Key message: We used 20 years of plot data to analyze the influence of tree growth-mortality balance and species mix on the potential of old stands to sequester carbon from the atmosphere and store carbon. The study indicated that carbon in hardwood-dominated stands increased with age, without any sign of decline in carbon sequestration. In contrast, balsam fir (Abies balsamea(L.) Mill.) dominated softwood stands showed a negative C change with a decline at 80 years of age. Context: Variation in species stand development, carbon (C) storage, and sequestration is fundamental to ascertain the role of old forests as sources and sinks in global C. Aims: To analyze the effect of the balance between growth and mortality of species and hardwood-softwood mix on the C source and sink budget of old forest types in New Brunswick, Canada. Methods: A set of 602 plots, representing 12 stand types, were grouped into softwood (SW), mixedwood (MW), and hardwood (HW) categories. Net C change per year, including growth, recruitment of trees, and mortality, was calculated, and plots were categorized into three classes, of carbon sinks, sources, or neutral. Results: Over the period from 1987 to 2007, 68% of plots were C sinks, 25% were sources, and 7% were neutral.
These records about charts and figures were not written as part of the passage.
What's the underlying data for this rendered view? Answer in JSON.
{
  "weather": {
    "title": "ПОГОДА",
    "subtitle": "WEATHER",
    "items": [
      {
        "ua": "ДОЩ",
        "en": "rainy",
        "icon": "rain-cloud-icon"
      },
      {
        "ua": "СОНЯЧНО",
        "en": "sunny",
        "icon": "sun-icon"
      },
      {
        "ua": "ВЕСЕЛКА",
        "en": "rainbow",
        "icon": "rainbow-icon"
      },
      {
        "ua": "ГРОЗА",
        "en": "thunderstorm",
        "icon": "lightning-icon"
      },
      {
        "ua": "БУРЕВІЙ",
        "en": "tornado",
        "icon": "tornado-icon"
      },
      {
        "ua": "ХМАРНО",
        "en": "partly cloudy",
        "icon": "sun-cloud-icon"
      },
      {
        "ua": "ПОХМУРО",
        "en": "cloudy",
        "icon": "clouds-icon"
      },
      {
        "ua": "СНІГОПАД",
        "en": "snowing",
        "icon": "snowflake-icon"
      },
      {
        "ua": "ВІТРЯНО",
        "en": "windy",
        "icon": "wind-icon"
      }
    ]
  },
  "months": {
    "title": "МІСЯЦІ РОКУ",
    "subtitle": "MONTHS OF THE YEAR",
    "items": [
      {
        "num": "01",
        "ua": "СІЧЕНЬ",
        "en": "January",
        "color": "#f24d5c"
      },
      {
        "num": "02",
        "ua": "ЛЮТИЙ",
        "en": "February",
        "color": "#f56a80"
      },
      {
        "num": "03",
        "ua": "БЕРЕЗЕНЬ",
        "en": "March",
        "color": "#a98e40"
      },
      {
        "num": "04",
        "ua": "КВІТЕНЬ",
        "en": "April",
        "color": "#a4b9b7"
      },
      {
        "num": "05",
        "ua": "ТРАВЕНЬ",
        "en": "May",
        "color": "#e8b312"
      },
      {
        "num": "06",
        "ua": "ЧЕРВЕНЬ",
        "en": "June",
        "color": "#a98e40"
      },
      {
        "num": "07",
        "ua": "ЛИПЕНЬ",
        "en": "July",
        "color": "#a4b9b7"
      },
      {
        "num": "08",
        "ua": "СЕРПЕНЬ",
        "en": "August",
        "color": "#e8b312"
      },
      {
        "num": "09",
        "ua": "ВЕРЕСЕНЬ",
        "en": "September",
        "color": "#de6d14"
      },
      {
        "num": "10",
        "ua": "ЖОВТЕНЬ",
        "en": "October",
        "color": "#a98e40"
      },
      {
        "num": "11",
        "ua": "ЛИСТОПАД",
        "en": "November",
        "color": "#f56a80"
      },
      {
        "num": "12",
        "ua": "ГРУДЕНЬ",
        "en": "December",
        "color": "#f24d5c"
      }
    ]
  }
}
Balsam fir-spruce (Picea sp.) was the only stand type with negative mean C change at − 0.2 t C ha−1 yr−1. Long-term C projection using OSM (open stand model) determined that shade-tolerant hardwood and mixed stand types showed increases of 26–30% of total C over a 100-year simulation, whereas other stand types ranged between 7 and 21% increases. Conclusion: Balsam fir-dominated stands incur high mortality rates due to shorter longevity (stand decline) and high susceptibility to insect and wind disturbances, and therefore, HW and non-balsam fir-dominated MW should have priority in management for longer rotations to maximize C onsite.